The book also carries a feminist message, she said. None of its three main female characters wanted to get married and have children, and they were determined to maintain their independence, all in an age when it was difficult for women, married or not, to participate in civic affairs, get an education, or get a job outside of the home.

“I have been so gratified that a few people have said, ‘Oh, I’m so glad it’s not a love story.’…  It’s women doing something that isn’t sitting around talking about their boyfriends. That’s been great and so rewarding because that is what I personally loved about them,” Stewart said.

On her current book tour, Stewart has returned to many indie bookstores she has visited on previous tours. Since her first title, From the Ground Up: The Story of a First Garden, was published in 2001, many of their owners and staff members have become great friends, she said.

Over the course of touring for her previous books, Stewart has become adept at promotion: While touring for The Drunken Botanist, she created a signature cocktail for bookstores to serve during her events. For Girl Waits With Gun, Stewart has created another drink she calls “the New Jersey Automobile,” which is equal parts gin, sweet vermouth, applejack (a New Jersey spirit), and blackberry jam, topped off with sparkling wine.

“I learned very quickly on that book tour that if you serve cocktails at your event people will totally show up, and so I said, ‘Alright, we’re just going to do cocktails with every book from now on.

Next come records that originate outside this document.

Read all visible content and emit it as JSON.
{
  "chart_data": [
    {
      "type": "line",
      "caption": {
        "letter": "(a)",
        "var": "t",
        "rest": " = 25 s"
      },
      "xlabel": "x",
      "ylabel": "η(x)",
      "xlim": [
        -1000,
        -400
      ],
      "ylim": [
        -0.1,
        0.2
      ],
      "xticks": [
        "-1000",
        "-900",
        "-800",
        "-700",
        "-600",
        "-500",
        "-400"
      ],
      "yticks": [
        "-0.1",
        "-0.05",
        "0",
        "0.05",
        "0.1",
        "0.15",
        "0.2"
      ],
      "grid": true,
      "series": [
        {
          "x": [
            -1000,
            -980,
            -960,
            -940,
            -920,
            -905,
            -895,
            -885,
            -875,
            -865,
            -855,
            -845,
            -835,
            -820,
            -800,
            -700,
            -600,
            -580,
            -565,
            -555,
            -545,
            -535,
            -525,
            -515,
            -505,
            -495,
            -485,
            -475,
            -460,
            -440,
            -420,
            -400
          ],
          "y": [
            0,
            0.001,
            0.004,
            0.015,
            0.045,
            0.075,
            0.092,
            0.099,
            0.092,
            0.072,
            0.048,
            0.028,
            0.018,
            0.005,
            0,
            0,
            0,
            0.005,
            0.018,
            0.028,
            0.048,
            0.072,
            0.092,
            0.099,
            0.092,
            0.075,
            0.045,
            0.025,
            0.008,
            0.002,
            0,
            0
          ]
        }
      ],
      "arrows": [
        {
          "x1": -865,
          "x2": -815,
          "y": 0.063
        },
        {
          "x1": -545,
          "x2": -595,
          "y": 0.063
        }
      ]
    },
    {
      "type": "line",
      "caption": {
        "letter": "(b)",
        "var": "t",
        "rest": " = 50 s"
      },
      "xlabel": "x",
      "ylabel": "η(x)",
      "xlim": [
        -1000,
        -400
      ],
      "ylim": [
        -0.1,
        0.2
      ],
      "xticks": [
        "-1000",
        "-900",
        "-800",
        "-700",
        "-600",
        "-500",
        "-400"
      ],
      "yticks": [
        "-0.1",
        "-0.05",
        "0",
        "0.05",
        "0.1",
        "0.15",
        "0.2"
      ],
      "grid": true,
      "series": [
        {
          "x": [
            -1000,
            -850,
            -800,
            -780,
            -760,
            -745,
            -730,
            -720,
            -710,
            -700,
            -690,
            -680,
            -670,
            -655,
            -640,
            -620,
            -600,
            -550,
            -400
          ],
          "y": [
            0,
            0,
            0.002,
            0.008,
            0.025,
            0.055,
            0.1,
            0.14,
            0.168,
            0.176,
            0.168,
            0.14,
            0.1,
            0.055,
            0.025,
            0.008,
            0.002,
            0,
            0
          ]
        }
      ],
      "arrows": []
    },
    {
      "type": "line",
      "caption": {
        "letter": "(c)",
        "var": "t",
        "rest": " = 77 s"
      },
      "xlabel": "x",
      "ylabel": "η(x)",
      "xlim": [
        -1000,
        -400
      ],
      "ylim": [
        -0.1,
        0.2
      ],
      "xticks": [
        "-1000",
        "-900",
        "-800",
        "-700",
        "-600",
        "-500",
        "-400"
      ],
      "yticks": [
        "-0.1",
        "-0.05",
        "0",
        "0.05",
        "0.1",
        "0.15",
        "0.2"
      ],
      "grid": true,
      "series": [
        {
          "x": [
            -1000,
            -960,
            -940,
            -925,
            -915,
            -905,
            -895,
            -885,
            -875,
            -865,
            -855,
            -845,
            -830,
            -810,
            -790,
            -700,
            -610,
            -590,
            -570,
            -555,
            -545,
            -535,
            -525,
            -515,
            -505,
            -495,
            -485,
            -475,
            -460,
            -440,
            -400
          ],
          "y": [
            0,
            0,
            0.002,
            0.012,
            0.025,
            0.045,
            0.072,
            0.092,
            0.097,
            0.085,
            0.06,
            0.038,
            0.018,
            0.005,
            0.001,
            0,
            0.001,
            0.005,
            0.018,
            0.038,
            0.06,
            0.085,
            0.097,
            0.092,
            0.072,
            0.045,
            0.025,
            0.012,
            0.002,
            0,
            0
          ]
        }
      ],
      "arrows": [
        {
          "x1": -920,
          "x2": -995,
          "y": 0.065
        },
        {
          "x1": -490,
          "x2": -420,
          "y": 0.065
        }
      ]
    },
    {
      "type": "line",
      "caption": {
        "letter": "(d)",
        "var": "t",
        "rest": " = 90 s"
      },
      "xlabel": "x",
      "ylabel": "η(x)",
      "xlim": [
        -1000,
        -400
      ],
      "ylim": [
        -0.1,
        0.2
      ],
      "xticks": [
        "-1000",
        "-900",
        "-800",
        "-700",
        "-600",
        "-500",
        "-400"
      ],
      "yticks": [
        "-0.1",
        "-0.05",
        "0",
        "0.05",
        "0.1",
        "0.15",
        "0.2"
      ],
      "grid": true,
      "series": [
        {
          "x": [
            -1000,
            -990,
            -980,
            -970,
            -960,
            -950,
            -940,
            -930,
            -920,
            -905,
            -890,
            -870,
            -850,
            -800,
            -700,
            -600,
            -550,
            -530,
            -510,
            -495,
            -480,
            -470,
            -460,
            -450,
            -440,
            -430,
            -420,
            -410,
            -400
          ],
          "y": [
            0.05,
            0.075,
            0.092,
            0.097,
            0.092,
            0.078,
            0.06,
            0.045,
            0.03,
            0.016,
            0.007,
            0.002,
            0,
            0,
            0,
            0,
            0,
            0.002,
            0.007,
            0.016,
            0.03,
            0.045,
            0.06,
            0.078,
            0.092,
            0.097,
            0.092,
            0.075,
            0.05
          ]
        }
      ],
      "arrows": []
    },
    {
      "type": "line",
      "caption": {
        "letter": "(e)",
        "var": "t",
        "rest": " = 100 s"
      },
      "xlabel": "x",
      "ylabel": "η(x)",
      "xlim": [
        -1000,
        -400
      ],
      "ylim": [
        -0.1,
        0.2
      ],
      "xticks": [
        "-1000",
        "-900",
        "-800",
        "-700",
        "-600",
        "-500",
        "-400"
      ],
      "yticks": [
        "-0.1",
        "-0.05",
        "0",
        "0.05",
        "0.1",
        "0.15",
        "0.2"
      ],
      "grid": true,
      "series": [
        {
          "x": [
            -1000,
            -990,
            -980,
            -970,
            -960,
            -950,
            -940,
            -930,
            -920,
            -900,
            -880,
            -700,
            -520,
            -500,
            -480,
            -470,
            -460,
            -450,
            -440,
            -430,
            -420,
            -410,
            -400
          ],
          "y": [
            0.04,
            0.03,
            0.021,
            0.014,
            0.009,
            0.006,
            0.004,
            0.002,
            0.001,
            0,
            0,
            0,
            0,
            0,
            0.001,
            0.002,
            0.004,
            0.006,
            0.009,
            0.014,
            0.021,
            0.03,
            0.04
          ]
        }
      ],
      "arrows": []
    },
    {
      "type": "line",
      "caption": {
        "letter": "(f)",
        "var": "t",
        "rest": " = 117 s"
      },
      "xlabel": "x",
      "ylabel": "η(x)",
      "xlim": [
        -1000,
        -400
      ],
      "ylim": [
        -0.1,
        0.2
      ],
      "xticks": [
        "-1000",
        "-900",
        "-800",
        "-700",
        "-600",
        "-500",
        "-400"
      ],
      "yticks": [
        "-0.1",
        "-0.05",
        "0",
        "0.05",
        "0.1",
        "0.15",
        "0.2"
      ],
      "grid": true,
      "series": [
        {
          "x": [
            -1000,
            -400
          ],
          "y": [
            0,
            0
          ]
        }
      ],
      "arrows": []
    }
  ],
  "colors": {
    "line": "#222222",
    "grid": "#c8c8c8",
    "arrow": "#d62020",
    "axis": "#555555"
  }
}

I don’t care what the book is about, lesson learned,’” said Stewart, with a laugh.

When she is not writing or touring, Stewart is working at her own bookstore in Eureka, where she helps to organize author events, manages publicity, and works behind the counter.

Stewart expressed gratitude to her fellow indies around the country who have made her book a success in their stores.

“It’s tough competition and there are so many big books that come out in the fall,” she said. “Of course, what independent bookstores do is read with a lot of discernment. We read carefully and really think about what our customers want, and that’s how books that don’t have the name Stieg Larssen attached to them stand a chance,” she said. “And I’m just so grateful for that.”